Chambers shrugged. “No worries. I’ll be here for years after you leave. For three, four platoon leaders. It’s all about the endgame. Don’t they teach that at officer school?”
I grunted and told him I’d see him at the roast later. Unable to find sanctuary in my own room, I spent the next hour in a part of the outpost I was rather unfamiliar with: the small gym across from the terps’ room. Dumbbells didn’t provide answers, but they did provide purpose.
• • •
I walked outside to the back patio. Night was near, the mating call of beetles just shrill enough to rise above the nearby generators that powered the outpost. Four wood picnic tables sat on a concrete slab, each squad assigned a table, forty men in sweat-starched uniforms ready to eat. I saw Chambers at one of the far tables, so I took a seat at the nearest one, next to Doc Cork.
“Welcome to family dinner, sir,” Hog said, across from us. “Smell that meat? I heard it’s ’cause one of the cooks is old friends with Sergeant Chambers.
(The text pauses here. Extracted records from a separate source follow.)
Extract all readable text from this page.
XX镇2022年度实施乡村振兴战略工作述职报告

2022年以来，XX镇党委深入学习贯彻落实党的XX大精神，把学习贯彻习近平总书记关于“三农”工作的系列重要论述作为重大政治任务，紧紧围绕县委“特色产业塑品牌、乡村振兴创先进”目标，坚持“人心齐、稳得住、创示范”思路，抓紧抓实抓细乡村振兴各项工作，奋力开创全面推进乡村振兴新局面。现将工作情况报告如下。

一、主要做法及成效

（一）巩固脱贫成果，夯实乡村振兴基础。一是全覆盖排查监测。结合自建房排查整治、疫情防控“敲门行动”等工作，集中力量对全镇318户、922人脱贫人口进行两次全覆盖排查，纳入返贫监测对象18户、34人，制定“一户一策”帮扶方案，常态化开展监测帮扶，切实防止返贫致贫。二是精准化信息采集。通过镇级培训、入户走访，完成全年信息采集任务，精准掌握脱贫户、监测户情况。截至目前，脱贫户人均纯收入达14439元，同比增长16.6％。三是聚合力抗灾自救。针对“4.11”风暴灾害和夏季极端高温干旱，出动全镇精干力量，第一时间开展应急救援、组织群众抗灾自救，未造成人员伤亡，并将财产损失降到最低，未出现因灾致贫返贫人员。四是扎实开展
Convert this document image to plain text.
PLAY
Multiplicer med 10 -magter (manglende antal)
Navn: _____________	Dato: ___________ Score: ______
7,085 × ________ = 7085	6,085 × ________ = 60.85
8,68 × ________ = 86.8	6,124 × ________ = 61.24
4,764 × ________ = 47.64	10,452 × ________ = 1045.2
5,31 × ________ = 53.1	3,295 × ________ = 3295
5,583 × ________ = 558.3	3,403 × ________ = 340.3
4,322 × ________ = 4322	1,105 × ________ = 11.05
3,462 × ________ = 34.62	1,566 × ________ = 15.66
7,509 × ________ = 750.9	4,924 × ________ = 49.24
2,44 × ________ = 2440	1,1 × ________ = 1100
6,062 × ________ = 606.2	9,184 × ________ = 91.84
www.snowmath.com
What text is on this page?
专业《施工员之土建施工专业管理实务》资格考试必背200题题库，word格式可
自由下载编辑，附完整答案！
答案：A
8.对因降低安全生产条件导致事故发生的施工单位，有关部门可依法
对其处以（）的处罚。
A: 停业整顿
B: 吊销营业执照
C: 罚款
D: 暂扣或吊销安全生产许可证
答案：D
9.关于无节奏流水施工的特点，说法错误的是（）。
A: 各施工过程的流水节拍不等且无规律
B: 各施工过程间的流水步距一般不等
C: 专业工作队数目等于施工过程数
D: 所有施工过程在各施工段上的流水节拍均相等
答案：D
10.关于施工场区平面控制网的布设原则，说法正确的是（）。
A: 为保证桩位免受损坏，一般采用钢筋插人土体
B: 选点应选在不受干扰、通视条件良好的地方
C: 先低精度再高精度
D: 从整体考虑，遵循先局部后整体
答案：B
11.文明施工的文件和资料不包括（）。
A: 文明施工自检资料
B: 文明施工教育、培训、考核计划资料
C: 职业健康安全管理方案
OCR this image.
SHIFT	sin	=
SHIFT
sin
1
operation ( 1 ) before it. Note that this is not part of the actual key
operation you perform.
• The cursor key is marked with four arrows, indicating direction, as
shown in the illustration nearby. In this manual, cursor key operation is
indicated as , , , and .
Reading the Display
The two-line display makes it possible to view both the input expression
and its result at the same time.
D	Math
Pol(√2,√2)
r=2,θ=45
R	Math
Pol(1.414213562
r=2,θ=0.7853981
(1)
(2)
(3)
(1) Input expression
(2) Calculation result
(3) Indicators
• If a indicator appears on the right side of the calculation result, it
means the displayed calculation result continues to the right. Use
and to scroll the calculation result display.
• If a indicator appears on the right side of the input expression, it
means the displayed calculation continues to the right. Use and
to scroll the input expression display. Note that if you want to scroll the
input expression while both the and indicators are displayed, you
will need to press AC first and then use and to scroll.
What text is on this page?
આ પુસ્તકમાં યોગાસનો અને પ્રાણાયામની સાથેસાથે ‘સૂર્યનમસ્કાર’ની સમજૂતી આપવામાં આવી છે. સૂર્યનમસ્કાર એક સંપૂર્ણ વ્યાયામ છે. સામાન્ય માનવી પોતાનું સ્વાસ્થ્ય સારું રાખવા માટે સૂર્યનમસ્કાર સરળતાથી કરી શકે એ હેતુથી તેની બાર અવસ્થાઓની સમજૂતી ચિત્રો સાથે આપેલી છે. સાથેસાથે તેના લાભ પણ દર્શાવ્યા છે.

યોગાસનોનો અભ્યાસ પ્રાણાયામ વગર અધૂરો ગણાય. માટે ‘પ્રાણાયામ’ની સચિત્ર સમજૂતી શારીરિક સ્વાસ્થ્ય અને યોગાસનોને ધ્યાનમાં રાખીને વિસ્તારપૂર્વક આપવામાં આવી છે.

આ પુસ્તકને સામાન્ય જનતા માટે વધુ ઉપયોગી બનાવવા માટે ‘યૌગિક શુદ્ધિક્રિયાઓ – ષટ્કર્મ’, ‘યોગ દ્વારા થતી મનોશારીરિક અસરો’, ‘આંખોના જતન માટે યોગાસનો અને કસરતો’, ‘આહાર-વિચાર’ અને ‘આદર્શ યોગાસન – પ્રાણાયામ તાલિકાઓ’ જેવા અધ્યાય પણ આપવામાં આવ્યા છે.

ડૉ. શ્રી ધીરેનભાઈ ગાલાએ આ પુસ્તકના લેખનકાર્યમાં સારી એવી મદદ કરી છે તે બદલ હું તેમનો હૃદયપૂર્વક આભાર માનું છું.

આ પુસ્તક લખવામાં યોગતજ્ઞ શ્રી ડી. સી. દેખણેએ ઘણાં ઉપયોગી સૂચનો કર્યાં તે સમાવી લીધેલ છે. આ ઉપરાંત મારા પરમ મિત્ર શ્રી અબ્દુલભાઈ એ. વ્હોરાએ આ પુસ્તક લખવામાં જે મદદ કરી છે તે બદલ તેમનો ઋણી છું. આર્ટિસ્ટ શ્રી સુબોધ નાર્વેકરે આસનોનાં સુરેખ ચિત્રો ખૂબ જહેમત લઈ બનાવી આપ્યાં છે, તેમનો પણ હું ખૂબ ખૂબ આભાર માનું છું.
Celebrating his promotion.”
I turned to watch the goat rotate over the burn pit. It was plump, moving in slow revolutions, like a clock without a minute hand. Two joes stood at each end of the goat, turning it with a steel rod held up by stakes. Burn pits were used for all sorts of refuse, from classified documents to used batteries, but it seemed suitable for roasting local cuisine, too. Cotton candy smoke billowed from the pit, drifting west.
After waiting for the soldiers to cycle through the food line, I grabbed a plastic tray and heaped mashed potatoes, macaroni and cheese, and deviled eggs onto it, skipping the salad bowl. One of the cooks put chunks of tender, pink goat meat on my plate. It smelled of heavy pepper. In theory, I detested the military-industrial complex that made things like fresh deviled eggs in the desert possible. It was wasteful. It was excessive. It further separated us from the townspeople we’d been charged with protecting. That was all true. In practice, though, indulgence filled stomachs, and included ice cream for dessert.